Comes to life
The Old Jail Museum is a very interesting place to visit. Built in 1891, it’s the oldest building in Carthage. Once used by twelve different sheriffs, the upstairs of the building now houses the original jail cells plus collections from many areas of Panola County history. When touring the second floor, one finds a beautiful collection of drawings by Q.M. Martin, military memorabilia, displays reflecting the life of early settlers in Panola County and much, much more.
The downstairs area houses the Leila Belle LaGrone Family Research Center. Just about anything and everything that has to do with researching family history in Panola County can be found in this small, three-room area.
Robbie Sutlive, noted county historian, says, “If your people were ever in Panola County, I can find them for you. The difficult, I can do right away; the impossible may take a little longer. There is no great secret to successful research, except perhaps perseverance.” Mrs. Sutlive, a member of the Panola County Historical and Genealogical Association since its inception in 1987, volunteers on the 2nd and 4th Sundays of each month. She is familiar with every collection found in the Research Center. Some of the collections available include: microfilm of the Panola Watchman from 1873 to the current date, family history books, military reference materials, references of several southern states, a 245 volume Alabama Records Collection, Confederate soldiers roster, family histories researched by Bill O’Neill’s history classes, family bibles, pioneer store ledgers, patient ledgers of Dr. John Neal from 1905 to 1930, even a collection of old telephone directories and editions of the Carthage Pine Burr and Panola College Pony. Computers are also available for research on the Internet.
The Research Center and Museum are visited by hundreds of people from all parts of the United States, all with a common goal—finding family members.

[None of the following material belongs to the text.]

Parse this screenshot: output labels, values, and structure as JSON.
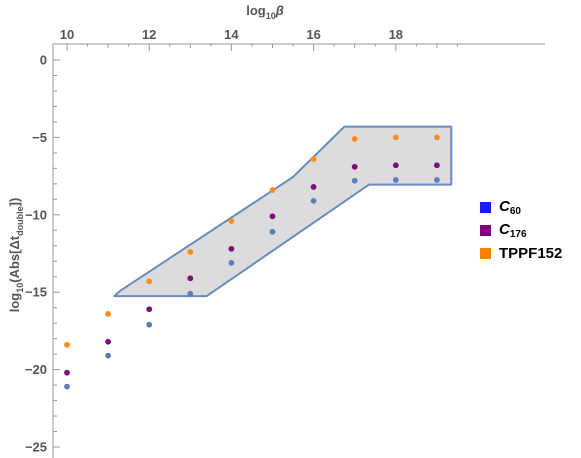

Recently, visitors from as far away as Florida, California and Ohio have come to locate ancestors. “One of the collections we have are the journals of Dr. Thomas Jefferson Reagan, a doctor in the Beckville area. They were purchased at an estate sale for $500 by the Dorman family, and they donated them to the library. Dr. Reagan delivered an enormous amount of illegitimate babies, and when he did, he always recorded the name of the father. We have birth records that are not available anywhere else.” Sutlive continued, “I’ve had lots of unusual requests over the years. I had a man from the town of West, Texas, call me one night about 10:30. He wanted help finding his siblings. When he was an infant, the family home burned and his mother was killed. There were six children and his father let people adopt them. All he knew was that his mother was buried in Macedonia cemetery. I said there’s always somebody that knows about the people buried in a cemetery, so I called the preacher and he gave me a lady’s name. When I called her, she said she knew the family well, so I gave her the man’s contact information. That was one of the most rewarding things I’ve done.”